В семнадцать лет Элизабет на семнадцать и выглядела; пятнадцатилетнему Полю можно было дать восемнадцать. Он шатался по городу. Ходил на приятные фильмы, слушал приятную музыку, увязывался за приятными девушками. Чем больше в этих девушках было девического, тем сильнее они его притягивали, тем приятнее казались.
По возвращении он описывал свои находки с маниакальной откровенностью дикаря. Эта откровенность, выдававшая неведение порока, становилась в его устах противоположностью цинизма и верхом невинности. Сестра расспрашивала, высмеивала, возмущалась. Вдруг ее шокировала какая-нибудь подробность, которая никак и никого не могла бы шокировать. Она немедленно принимала вид оскорбленного достоинства, хватала первую попавшуюся газету и, укрывшись за развернутыми во всю ширь листами, принималась сосредоточенно ее изучать.
Обычно Поль и Жерар уговаривались встретиться на террасе какого-нибудь кафе на Монмартре между одиннадцатью и полуночью; домой шли вместе. Элизабет караулила глухой стук дверей парадного, меря шагами прихожую и сгорая от нетерпения.
Двери парадного предупреждали ее, что пора покинуть свой пост. Она бежала в детскую, усаживалась и хваталась за маникюрный набор.
Войдя, они заставали ее сидящей с сеткой для волос на голове и сосредоточенно полирующей ногти, высунув кончик языка.
Поль раздевался, Жерар облачался в свой халат; его усаживали, устраивали поудобнее, и гений детской отбивал три удара.
Повторяем и настаиваем: никто из протагонистов этого театра, даже тот, что был на амплуа зрителя, не сознавал, что играет роль. Именно этой первобытной бессознательности и была обязана пьеса своей вечной молодостью. Они и не подозревали, что пьеса (или, если угодно, комната) балансирует на грани мифа.

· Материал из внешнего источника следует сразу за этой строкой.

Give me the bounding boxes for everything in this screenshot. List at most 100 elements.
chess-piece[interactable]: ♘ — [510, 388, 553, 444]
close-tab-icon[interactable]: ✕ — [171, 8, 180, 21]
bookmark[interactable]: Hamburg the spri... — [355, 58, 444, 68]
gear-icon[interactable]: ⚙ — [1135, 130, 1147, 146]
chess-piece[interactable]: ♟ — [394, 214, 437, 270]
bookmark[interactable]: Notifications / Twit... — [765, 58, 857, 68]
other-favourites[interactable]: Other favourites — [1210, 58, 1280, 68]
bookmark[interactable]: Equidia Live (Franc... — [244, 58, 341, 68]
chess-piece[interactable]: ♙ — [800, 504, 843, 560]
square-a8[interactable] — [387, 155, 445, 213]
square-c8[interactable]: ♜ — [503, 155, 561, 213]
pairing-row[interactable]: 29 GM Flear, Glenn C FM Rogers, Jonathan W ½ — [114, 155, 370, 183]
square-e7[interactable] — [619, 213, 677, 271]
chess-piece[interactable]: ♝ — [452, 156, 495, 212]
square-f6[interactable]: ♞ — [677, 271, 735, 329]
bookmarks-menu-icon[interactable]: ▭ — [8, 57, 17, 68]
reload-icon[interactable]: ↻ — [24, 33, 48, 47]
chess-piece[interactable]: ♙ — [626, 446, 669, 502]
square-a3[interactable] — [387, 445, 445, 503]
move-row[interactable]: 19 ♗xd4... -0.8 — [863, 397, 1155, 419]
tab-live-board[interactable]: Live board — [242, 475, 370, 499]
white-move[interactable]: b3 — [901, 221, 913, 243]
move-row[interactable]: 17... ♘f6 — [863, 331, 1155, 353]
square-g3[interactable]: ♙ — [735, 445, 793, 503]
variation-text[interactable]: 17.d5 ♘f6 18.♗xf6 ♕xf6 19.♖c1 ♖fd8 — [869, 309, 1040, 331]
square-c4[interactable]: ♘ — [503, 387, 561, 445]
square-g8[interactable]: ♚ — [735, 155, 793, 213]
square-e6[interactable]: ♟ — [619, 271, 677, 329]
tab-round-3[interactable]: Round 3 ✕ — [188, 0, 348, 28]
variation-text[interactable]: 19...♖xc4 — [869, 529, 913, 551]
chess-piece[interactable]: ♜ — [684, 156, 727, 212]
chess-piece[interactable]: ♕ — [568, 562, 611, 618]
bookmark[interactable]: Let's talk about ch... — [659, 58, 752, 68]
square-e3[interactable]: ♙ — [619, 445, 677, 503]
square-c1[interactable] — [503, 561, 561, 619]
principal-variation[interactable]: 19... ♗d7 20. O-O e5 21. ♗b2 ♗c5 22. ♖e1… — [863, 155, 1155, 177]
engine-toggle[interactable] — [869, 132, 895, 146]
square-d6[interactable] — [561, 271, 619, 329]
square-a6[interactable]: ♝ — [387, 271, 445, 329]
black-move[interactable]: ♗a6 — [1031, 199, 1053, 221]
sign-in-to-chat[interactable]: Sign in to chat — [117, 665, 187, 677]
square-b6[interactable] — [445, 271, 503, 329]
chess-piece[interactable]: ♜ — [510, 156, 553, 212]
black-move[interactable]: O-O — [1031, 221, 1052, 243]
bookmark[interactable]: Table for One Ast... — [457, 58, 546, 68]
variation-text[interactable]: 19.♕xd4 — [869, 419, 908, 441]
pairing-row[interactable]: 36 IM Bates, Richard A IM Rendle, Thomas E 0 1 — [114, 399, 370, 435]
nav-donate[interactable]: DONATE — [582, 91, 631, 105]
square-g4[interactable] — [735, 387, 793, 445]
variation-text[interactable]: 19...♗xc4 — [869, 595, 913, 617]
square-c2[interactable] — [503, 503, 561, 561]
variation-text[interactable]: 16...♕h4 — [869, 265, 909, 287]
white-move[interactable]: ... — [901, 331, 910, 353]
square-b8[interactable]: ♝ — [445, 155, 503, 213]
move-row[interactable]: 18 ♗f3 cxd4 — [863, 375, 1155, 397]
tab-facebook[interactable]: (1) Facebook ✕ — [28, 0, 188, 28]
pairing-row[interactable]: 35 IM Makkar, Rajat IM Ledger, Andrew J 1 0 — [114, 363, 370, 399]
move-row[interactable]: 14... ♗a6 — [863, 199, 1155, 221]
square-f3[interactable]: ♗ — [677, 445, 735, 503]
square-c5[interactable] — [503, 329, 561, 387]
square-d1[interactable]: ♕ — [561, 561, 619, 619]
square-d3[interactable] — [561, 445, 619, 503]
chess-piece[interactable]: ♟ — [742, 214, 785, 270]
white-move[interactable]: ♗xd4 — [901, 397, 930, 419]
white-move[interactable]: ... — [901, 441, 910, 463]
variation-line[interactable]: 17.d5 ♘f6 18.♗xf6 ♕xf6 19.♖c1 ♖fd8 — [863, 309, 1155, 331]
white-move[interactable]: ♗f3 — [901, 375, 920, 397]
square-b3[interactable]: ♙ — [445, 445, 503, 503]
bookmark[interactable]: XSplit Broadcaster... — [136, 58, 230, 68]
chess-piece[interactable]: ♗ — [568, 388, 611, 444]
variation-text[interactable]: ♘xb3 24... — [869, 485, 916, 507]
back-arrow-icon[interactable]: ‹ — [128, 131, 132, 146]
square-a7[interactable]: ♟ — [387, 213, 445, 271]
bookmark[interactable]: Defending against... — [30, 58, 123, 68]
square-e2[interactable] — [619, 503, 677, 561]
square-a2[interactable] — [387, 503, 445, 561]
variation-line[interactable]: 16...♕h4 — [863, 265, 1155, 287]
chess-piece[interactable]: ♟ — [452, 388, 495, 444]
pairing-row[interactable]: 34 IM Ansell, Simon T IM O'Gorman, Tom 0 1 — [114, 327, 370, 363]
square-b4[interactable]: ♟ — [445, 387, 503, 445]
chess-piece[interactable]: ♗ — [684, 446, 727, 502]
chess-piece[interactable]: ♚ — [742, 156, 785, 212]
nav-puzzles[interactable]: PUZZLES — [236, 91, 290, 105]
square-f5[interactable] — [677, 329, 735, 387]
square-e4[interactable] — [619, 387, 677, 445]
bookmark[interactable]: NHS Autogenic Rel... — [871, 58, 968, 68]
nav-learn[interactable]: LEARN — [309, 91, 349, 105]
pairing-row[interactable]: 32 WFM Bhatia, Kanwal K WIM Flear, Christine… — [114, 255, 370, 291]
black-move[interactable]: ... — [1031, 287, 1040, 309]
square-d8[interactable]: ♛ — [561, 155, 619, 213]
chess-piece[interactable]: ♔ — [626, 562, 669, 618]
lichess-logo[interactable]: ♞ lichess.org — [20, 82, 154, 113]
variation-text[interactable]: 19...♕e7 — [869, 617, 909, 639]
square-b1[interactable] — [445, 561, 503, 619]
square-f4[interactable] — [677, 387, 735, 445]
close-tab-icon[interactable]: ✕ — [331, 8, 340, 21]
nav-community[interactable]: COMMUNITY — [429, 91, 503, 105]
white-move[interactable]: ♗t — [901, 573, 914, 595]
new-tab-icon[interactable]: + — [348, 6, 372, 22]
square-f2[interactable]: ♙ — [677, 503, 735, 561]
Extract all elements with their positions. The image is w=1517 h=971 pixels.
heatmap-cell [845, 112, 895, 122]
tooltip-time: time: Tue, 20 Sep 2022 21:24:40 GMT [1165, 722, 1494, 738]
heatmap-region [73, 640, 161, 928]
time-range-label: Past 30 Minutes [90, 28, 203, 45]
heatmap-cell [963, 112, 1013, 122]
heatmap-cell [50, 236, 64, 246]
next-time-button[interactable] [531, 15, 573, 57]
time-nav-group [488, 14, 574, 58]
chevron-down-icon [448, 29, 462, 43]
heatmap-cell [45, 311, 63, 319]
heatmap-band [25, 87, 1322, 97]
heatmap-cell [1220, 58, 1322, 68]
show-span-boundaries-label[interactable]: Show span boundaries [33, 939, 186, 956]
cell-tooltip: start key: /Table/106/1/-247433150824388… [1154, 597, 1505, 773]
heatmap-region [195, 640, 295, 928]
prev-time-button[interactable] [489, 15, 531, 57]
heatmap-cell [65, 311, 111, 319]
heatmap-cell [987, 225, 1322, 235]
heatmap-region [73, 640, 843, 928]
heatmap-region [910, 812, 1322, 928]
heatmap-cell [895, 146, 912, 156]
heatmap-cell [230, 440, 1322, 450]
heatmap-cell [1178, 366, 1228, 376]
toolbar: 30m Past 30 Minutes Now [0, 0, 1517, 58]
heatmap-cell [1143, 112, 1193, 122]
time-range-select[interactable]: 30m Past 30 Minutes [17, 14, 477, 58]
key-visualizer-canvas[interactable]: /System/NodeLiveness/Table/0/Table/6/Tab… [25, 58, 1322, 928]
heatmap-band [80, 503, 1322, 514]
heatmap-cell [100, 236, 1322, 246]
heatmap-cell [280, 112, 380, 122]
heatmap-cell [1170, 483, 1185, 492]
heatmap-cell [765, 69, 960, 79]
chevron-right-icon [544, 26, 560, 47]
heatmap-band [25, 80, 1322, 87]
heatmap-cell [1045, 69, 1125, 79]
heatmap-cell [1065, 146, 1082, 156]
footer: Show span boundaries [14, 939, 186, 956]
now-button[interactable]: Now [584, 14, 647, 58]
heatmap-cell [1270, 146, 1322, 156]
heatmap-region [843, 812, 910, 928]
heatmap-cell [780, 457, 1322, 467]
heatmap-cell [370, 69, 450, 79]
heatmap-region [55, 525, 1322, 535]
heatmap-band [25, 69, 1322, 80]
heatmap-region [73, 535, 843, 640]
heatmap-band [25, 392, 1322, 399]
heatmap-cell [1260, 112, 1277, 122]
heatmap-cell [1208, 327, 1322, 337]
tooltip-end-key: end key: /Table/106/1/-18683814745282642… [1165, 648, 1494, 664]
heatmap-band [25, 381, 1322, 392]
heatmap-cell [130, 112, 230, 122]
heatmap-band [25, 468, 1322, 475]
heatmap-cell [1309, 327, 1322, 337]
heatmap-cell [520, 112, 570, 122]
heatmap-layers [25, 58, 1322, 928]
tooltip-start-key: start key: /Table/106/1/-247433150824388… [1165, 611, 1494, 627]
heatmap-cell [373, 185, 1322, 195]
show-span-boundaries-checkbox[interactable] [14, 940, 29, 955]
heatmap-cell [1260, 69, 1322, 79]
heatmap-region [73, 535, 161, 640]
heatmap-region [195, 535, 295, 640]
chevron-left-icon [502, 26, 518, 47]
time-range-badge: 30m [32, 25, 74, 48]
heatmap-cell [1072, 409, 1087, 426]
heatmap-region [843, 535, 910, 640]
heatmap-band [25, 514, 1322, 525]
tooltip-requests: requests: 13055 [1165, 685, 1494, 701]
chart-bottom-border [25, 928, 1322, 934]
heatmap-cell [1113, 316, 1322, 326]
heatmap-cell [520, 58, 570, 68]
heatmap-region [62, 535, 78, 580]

Кумач затоплял интерьер пурпурным сумраком. Поль расхаживал нагишом, перестилая свою постель, разглаживал простыни, строил из подушек сложное изголовье, размешал на стуле все свое хозяйство. Элизабет, опираясь на левый локоть, поджав губы, неприступная, как какая-нибудь Теодора, не сводила с него пристального взгляда. Свободной рукой она в кровь расчесывала голову. Потом мазала царапины кремом из баночки, стоявшей у изголовья.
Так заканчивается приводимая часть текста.